Heat Equation: Polynomial Inital, Neumann Boundary

Question

Consider the heat equation solution $h(x,t)$ where $x \in [0,1]$ and $t \geq 0$ with initial condition $h(x,t=0)=f(x)$ and Neumann boundary $\frac{d}{dx} h(x=0,t)=0$ and $\frac{d}{dx} h(x=1,t)=0$. Suppose $f(x)=x^n$ where $n \in \mathbb{N}$. Obviously, the solution $h$ can be expressed as an infinite Cosine series. However, I was wondering if for this particular choice of $f$, whether $h(x,t)$ has a closed form solution? If yes, then, great, what is the expression? :)

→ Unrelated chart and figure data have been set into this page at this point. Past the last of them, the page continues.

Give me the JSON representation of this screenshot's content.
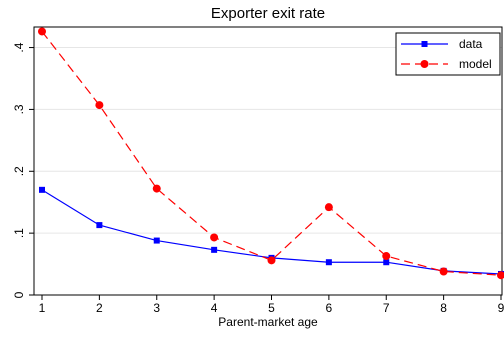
{
  "chart_data": {
    "type": "line",
    "title": "Exporter exit rate",
    "xlabel": "Parent-market age",
    "ylabel": "",
    "x": [
      1,
      2,
      3,
      4,
      5,
      6,
      7,
      8,
      9
    ],
    "xlim": [
      1,
      9
    ],
    "ylim": [
      0,
      0.43
    ],
    "x_ticks": [
      "1",
      "2",
      "3",
      "4",
      "5",
      "6",
      "7",
      "8",
      "9"
    ],
    "y_ticks": [
      {
        "value": 0,
        "label": "0"
      },
      {
        "value": 0.1,
        "label": ".1"
      },
      {
        "value": 0.2,
        "label": ".2"
      },
      {
        "value": 0.3,
        "label": ".3"
      },
      {
        "value": 0.4,
        "label": ".4"
      }
    ],
    "grid": true,
    "legend_position": "top-right",
    "series": [
      {
        "name": "data",
        "color": "#0000ff",
        "marker": "square",
        "dash": "solid",
        "values": [
          0.17,
          0.113,
          0.088,
          0.073,
          0.06,
          0.053,
          0.053,
          0.039,
          0.034
        ]
      },
      {
        "name": "model",
        "color": "#ff0000",
        "marker": "circle",
        "dash": "dashed",
        "values": [
          0.426,
          0.307,
          0.172,
          0.093,
          0.056,
          0.142,
          0.063,
          0.038,
          0.032
        ]
      }
    ]
  }
}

If not, then here is the next question: is there a good approximation for $\hat{h}(x,t) \approx h(x,t)$ such that $\hat{h}(x,t)$ is a polynomial of degree at most $n$ with respect to variable $x$ (does not necessarily need to be polynomial in $t$)?

Thanks,

Golabi

Answer 1

I assume the constant in your heat equation is $1$, so it's $$\dfrac{\partial h}{\partial t} = \dfrac{\partial^2 h}{\partial x^2}$$ If I'm not mistaken, your solution can be written as an integral of a Jacobi theta function:

$$h(x,t) = \int_0^1 s^n \vartheta_3\left(\dfrac{\pi (x-s)}{2}, e^{-\pi^2 t}\right)\; ds $$

although that probably won't help you much. It's basically equivalent to your cosine series.

For large $t$, there's not much point in approximating the solution using polynomials: the first few terms of your cosine series will give you a very good approximation, because $\exp(-n^2 \pi^2 t)$ goes to $0$ very rapidly unless $n$ is small.